What kind of places do you guys meet when it isn’t online? You said public with food or drink that can be purchased? Do you have examples of places that work for that?

We initially met at a bar-and-restaurant place because it was located close to where we'd met taking a writing class. Our group was large and they had tables that could accommodate us. Months in, when our waiter realized it was a writing group, he had to tell us all about his writing for fifteen minutes. At the next meeting we made sure we didn't get one of his tables, but he swapped and did it again, even sitting down with us. This was not working. (For old time's sake, we met there for our final in-person meeting before I moved away.)

For quite some time we met at a neighborhood Chinese restaurant that wasn't doing a lot of weeknight business and didn't mind if we lingered. Then one member lost her job and could not afford to go out to dinner. She did not want our collective charity. So we started meeting at coffeehouses where she'd just get water. Some were okay, some were loud, some wanted table turnover.

After our group split in two and my cadre was small, we started meeting at a Panera Bread at the end of their lunch rush, since there was zero demand for tables. People who wanted to eat could eat and people who just got a free water were at ease. While several of us were working, a particular weekday happened to be convenient for all.

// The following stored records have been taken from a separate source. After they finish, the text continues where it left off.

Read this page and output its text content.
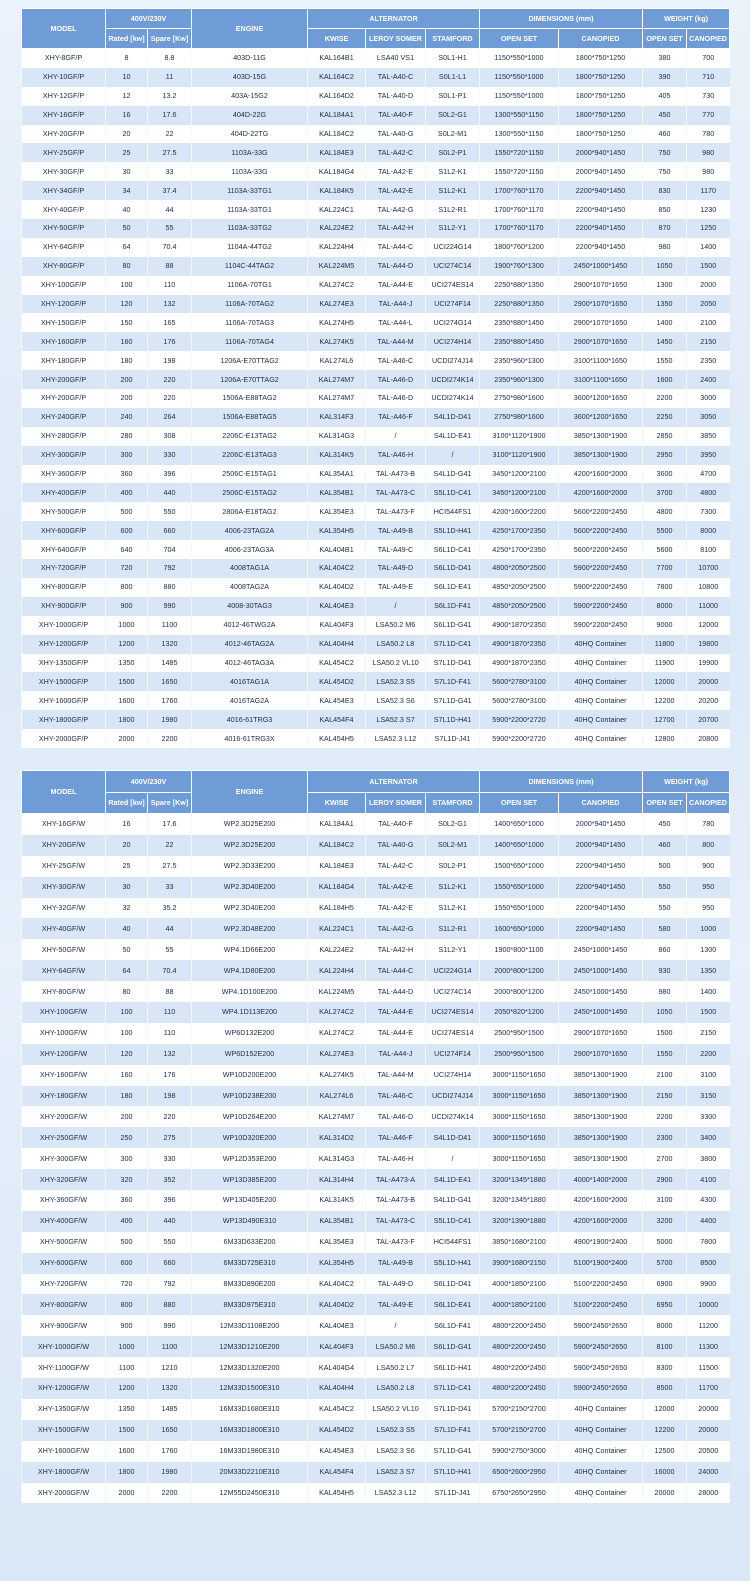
MODEL	400V/230V		ENGINE	ALTERNATOR			DIMENSIONS (mm)		WEIGHT (kg)	
	Rated [kw]	Spare [Kw]		KWISE	LEROY SOMER	STAMFORD	OPEN SET	CANOPIED	OPEN SET	CANOPIED
XHY-8GF/P	8	8.8	403D-11G	KAL164B1	LSA40 VS1	S0L1-H1	1150*550*1000	1800*750*1250	380	700
XHY-10GF/P	10	11	403D-15G	KAL164C2	TAL-A40-C	S0L1-L1	1150*550*1000	1800*750*1250	390	710
XHY-12GF/P	12	13.2	403A-15G2	KAL164D2	TAL-A40-D	S0L1-P1	1150*550*1000	1800*750*1250	405	730
XHY-16GF/P	16	17.6	404D-22G	KAL184A1	TAL-A40-F	S0L2-G1	1300*550*1150	1800*750*1250	450	770
XHY-20GF/P	20	22	404D-22TG	KAL184C2	TAL-A40-G	S0L2-M1	1300*550*1150	1800*750*1250	460	780
XHY-25GF/P	25	27.5	1103A-33G	KAL184E3	TAL-A42-C	S0L2-P1	1550*720*1150	2000*940*1450	750	980
XHY-30GF/P	30	33	1103A-33G	KAL184G4	TAL-A42-E	S1L2-K1	1550*720*1150	2000*940*1450	750	980
XHY-34GF/P	34	37.4	1103A-33TG1	KAL184K5	TAL-A42-E	S1L2-K1	1700*760*1170	2200*940*1450	830	1170
XHY-40GF/P	40	44	1103A-33TG1	KAL224C1	TAL-A42-G	S1L2-R1	1700*760*1170	2200*940*1450	850	1230
XHY-50GF/P	50	55	1103A-33TG2	KAL224E2	TAL-A42-H	S1L2-Y1	1700*760*1170	2200*940*1450	870	1250
XHY-64GF/P	64	70.4	1104A-44TG2	KAL224H4	TAL-A44-C	UCI224G14	1800*760*1200	2200*940*1450	980	1400
XHY-80GF/P	80	88	1104C-44TAG2	KAL224M5	TAL-A44-D	UCI274C14	1900*760*1300	2450*1000*1450	1050	1500
XHY-100GF/P	100	110	1106A-70TG1	KAL274C2	TAL-A44-E	UCI274ES14	2250*880*1350	2900*1070*1650	1300	2000
XHY-120GF/P	120	132	1106A-70TAG2	KAL274E3	TAL-A44-J	UCI274F14	2250*880*1350	2900*1070*1650	1350	2050
XHY-150GF/P	150	165	1106A-70TAG3	KAL274H5	TAL-A44-L	UCI274G14	2350*880*1450	2900*1070*1650	1400	2100
XHY-160GF/P	160	176	1106A-70TAG4	KAL274K5	TAL-A44-M	UCI274H14	2350*880*1450	2900*1070*1650	1450	2150
XHY-180GF/P	180	198	1206A-E70TTAG2	KAL274L6	TAL-A46-C	UCDI274J14	2350*960*1300	3100*1100*1650	1550	2350
XHY-200GF/P	200	220	1206A-E70TTAG2	KAL274M7	TAL-A46-D	UCDI274K14	2350*960*1300	3100*1100*1650	1600	2400
XHY-200GF/P	200	220	1506A-E88TAG2	KAL274M7	TAL-A46-D	UCDI274K14	2750*980*1600	3600*1200*1650	2200	3000
XHY-240GF/P	240	264	1506A-E88TAG5	KAL314F3	TAL-A46-F	S4L1D-D41	2750*980*1600	3600*1200*1650	2250	3050
XHY-280GF/P	280	308	2206C-E13TAG2	KAL314G3	/	S4L1D-E41	3100*1120*1900	3850*1300*1900	2850	3850
XHY-300GF/P	300	330	2206C-E13TAG3	KAL314K5	TAL-A46-H	/	3100*1120*1900	3850*1300*1900	2950	3950
XHY-360GF/P	360	396	2506C-E15TAG1	KAL354A1	TAL-A473-B	S4L1D-G41	3450*1200*2100	4200*1600*2000	3600	4700
XHY-400GF/P	400	440	2506C-E15TAG2	KAL354B1	TAL-A473-C	S5L1D-C41	3450*1200*2100	4200*1600*2000	3700	4800
XHY-500GF/P	500	550	2806A-E18TAG2	KAL354E3	TAL-A473-F	HCI544FS1	4200*1600*2200	5600*2200*2450	4800	7300
XHY-600GF/P	600	660	4006-23TAG2A	KAL354H5	TAL-A49-B	S5L1D-H41	4250*1700*2350	5600*2200*2450	5500	8000
XHY-640GF/P	640	704	4006-23TAG3A	KAL404B1	TAL-A49-C	S6L1D-C41	4250*1700*2350	5600*2200*2450	5600	8100
XHY-720GF/P	720	792	4008TAG1A	KAL404C2	TAL-A49-D	S6L1D-D41	4800*2050*2500	5900*2200*2450	7700	10700
XHY-800GF/P	800	880	4008TAG2A	KAL404D2	TAL-A49-E	S6L1D-E41	4850*2050*2500	5900*2200*2450	7800	10800
XHY-900GF/P	900	990	4008-30TAG3	KAL404E3	/	S6L1D-F41	4850*2050*2500	5900*2200*2450	8000	11000
XHY-1000GF/P	1000	1100	4012-46TWG2A	KAL404F3	LSA50.2 M6	S6L1D-G41	4900*1870*2350	5900*2200*2450	9000	12000
XHY-1200GF/P	1200	1320	4012-46TAG2A	KAL404H4	LSA50.2 L8	S7L1D-C41	4900*1870*2350	40HQ Container	11800	19800
XHY-1350GF/P	1350	1485	4012-46TAG3A	KAL454C2	LSA50.2 VL10	S7L1D-D41	4900*1870*2350	40HQ Container	11900	19900
XHY-1500GF/P	1500	1650	4016TAG1A	KAL454D2	LSA52.3 S5	S7L1D-F41	5600*2780*3100	40HQ Container	12000	20000
XHY-1600GF/P	1600	1760	4016TAG2A	KAL454E3	LSA52.3 S6	S7L1D-G41	5600*2780*3100	40HQ Container	12200	20200
XHY-1800GF/P	1800	1980	4016-61TRG3	KAL454F4	LSA52.3 S7	S7L1D-H41	5900*2200*2720	40HQ Container	12700	20700
XHY-2000GF/P	2000	2200	4016-61TRG3X	KAL454H5	LSA52.3 L12	S7L1D-J41	5900*2200*2720	40HQ Container	12800	20800
MODEL	400V/230V		ENGINE	ALTERNATOR			DIMENSIONS (mm)		WEIGHT (kg)	
	Rated [kw]	Spare [Kw]		KWISE	LEROY SOMER	STAMFORD	OPEN SET	CANOPIED	OPEN SET	CANOPIED
XHY-16GF/W	16	17.6	WP2.3D25E200	KAL184A1	TAL-A40-F	S0L2-G1	1400*650*1000	2000*940*1450	450	780
XHY-20GF/W	20	22	WP2.3D25E200	KAL184C2	TAL-A40-G	S0L2-M1	1400*650*1000	2000*940*1450	460	800
XHY-25GF/W	25	27.5	WP2.3D33E200	KAL184E3	TAL-A42-C	S0L2-P1	1500*650*1000	2200*940*1450	500	900
XHY-30GF/W	30	33	WP2.3D40E200	KAL184G4	TAL-A42-E	S1L2-K1	1550*650*1000	2200*940*1450	550	950
XHY-32GF/W	32	35.2	WP2.3D40E200	KAL184H5	TAL-A42-E	S1L2-K1	1550*650*1000	2200*940*1450	550	950
XHY-40GF/W	40	44	WP2.3D48E200	KAL224C1	TAL-A42-G	S1L2-R1	1600*650*1000	2200*940*1450	580	1000
XHY-50GF/W	50	55	WP4.1D66E200	KAL224E2	TAL-A42-H	S1L2-Y1	1900*800*1100	2450*1000*1450	860	1300
XHY-64GF/W	64	70.4	WP4.1D80E200	KAL224H4	TAL-A44-C	UCI224G14	2000*800*1200	2450*1000*1450	930	1350
XHY-80GF/W	80	88	WP4.1D100E200	KAL224M5	TAL-A44-D	UCI274C14	2000*800*1200	2450*1000*1450	980	1400
XHY-100GF/W	100	110	WP4.1D113E200	KAL274C2	TAL-A44-E	UCI274ES14	2050*820*1200	2450*1000*1450	1050	1500
XHY-100GF/W	100	110	WP6D132E200	KAL274C2	TAL-A44-E	UCI274ES14	2500*950*1500	2900*1070*1650	1500	2150
XHY-120GF/W	120	132	WP6D152E200	KAL274E3	TAL-A44-J	UCI274F14	2500*950*1500	2900*1070*1650	1550	2200
XHY-160GF/W	160	176	WP10D200E200	KAL274K5	TAL-A44-M	UCI274H14	3000*1150*1650	3850*1300*1900	2100	3100
XHY-180GF/W	180	198	WP10D238E200	KAL274L6	TAL-A46-C	UCDI274J14	3000*1150*1650	3850*1300*1900	2150	3150
XHY-200GF/W	200	220	WP10D264E200	KAL274M7	TAL-A46-D	UCDI274K14	3000*1150*1650	3850*1300*1900	2200	3300
XHY-250GF/W	250	275	WP10D320E200	KAL314D2	TAL-A46-F	S4L1D-D41	3000*1150*1650	3850*1300*1900	2300	3400
XHY-300GF/W	300	330	WP12D353E200	KAL314G3	TAL-A46-H	/	3000*1150*1650	3850*1300*1900	2700	3800
XHY-320GF/W	320	352	WP13D385E200	KAL314H4	TAL-A473-A	S4L1D-E41	3200*1345*1880	4000*1400*2000	2900	4100
XHY-360GF/W	360	396	WP13D405E200	KAL314K5	TAL-A473-B	S4L1D-G41	3200*1345*1880	4200*1600*2000	3100	4300
XHY-400GF/W	400	440	WP13D490E310	KAL354B1	TAL-A473-C	S5L1D-C41	3200*1390*1880	4200*1600*2000	3200	4400
XHY-500GF/W	500	550	6M33D633E200	KAL354E3	TAL-A473-F	HCI544FS1	3850*1680*2100	4900*1900*2400	5000	7800
XHY-600GF/W	600	660	6M33D725E310	KAL354H5	TAL-A49-B	S5L1D-H41	3900*1680*2150	5100*1900*2400	5700	8500
XHY-720GF/W	720	792	8M33D890E200	KAL404C2	TAL-A49-D	S6L1D-D41	4000*1850*2100	5100*2200*2450	6900	9900
XHY-800GF/W	800	880	8M33D975E310	KAL404D2	TAL-A49-E	S6L1D-E41	4000*1850*2100	5100*2200*2450	6950	10000
XHY-900GF/W	900	990	12M33D1108E200	KAL404E3	/	S6L1D-F41	4800*2200*2450	5900*2450*2650	8000	11200
XHY-1000GF/W	1000	1100	12M33D1210E200	KAL404F3	LSA50.2 M6	S6L1D-G41	4800*2200*2450	5900*2450*2650	8100	11300
XHY-1100GF/W	1100	1210	12M33D1320E200	KAL404G4	LSA50.2 L7	S6L1D-H41	4800*2200*2450	5900*2450*2650	8300	11500
XHY-1200GF/W	1200	1320	12M33D1500E310	KAL404H4	LSA50.2 L8	S7L1D-C41	4800*2200*2450	5900*2450*2650	8500	11700
XHY-1350GF/W	1350	1485	16M33D1680E310	KAL454C2	LSA50.2 VL10	S7L1D-D41	5700*2150*2700	40HQ Container	12000	20000
XHY-1500GF/W	1500	1650	16M33D1800E310	KAL454D2	LSA52.3 S5	S7L1D-F41	5700*2150*2700	40HQ Container	12200	20000
XHY-1600GF/W	1600	1760	16M33D1980E310	KAL454E3	LSA52.3 S6	S7L1D-G41	5900*2750*3000	40HQ Container	12500	20500
XHY-1800GF/W	1800	1980	20M33D2210E310	KAL454F4	LSA52.3 S7	S7L1D-H41	6500*2600*2950	40HQ Container	16000	24000
XHY-2000GF/W	2000	2200	12M55D2450E310	KAL454H5	LSA52.3 L12	S7L1D-J41	6750*2650*2950	40HQ Container	20000	28000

If nothing is read, are the works/critiques discussed out loud? And the writer is not allowed to defend? Do they discuss the critiques too, though? Or stay relatively quiet during critique?

Each critique overview is read aloud. The author (and other members) do not interrupt. There is sometimes brief discussion at the end of the last one by the critics but without the author's input. "I can't agree with you on X" or "Did you really not get Y? It seems obvious to me." That kind of thing.

The writer is obliged to thank people and if time permits, can very briefly discuss the parts of the critiques s/he found useful after all have been read. No explanation or defense of the work is permitted. None. As I said, the work has to stand alone, like it will in the hands of the buying public. If something will become clear later, or makes sense only if you remember Z from page one, and multiple readers didn't get it, then the author needs to fix that, not explain it to us.

Would you say four 5000 word manuscripts for 1 month is a good load to start with? The leader decides what will be critiqued that meeting? Basically, people submit to the leader first?

That might be a fairly heavy load if the people in the group are thorough. It takes me two or three hours per manuscript to read, mark up on a second reading, then write an overview. Depending on how busy people are and how in-depth they critique, it could be a struggle to do a good job on four. If some of the members are less skilled, markup can take a long, long time.

That said, our group met every two weeks most of the time, so four in a month would be doable. I found I had time for three, max, and preferred one or two.

We did not submit to a leader who then distributed on some sort of schedule. Our group runs leader-free.

At the end of each meeting people distribute print copies (or in later years, some print copies for the people unable to print and some agreements to email) without anyone scheduling whose turn it was. I can count on one hand the times too many were offered. Each time, someone offered to hold it back for the next time.

FWIW, it might be wise to establish a policy that specifies how often a person must submit something as well as how often they can. You can weed out people who rarely write and people who'd happily take far more than their share of the group's resources.

Maryn, still bitter at the person who overused the group
Thank you very much! This really helps!

Yeah, I didn’t know if I was asking too much, your original post is really wonderfully thorough!

The waiter caper was funny! It would not have seemed funny at the time, of course.

My ideas are coming on where and who, etc. Thank you very much.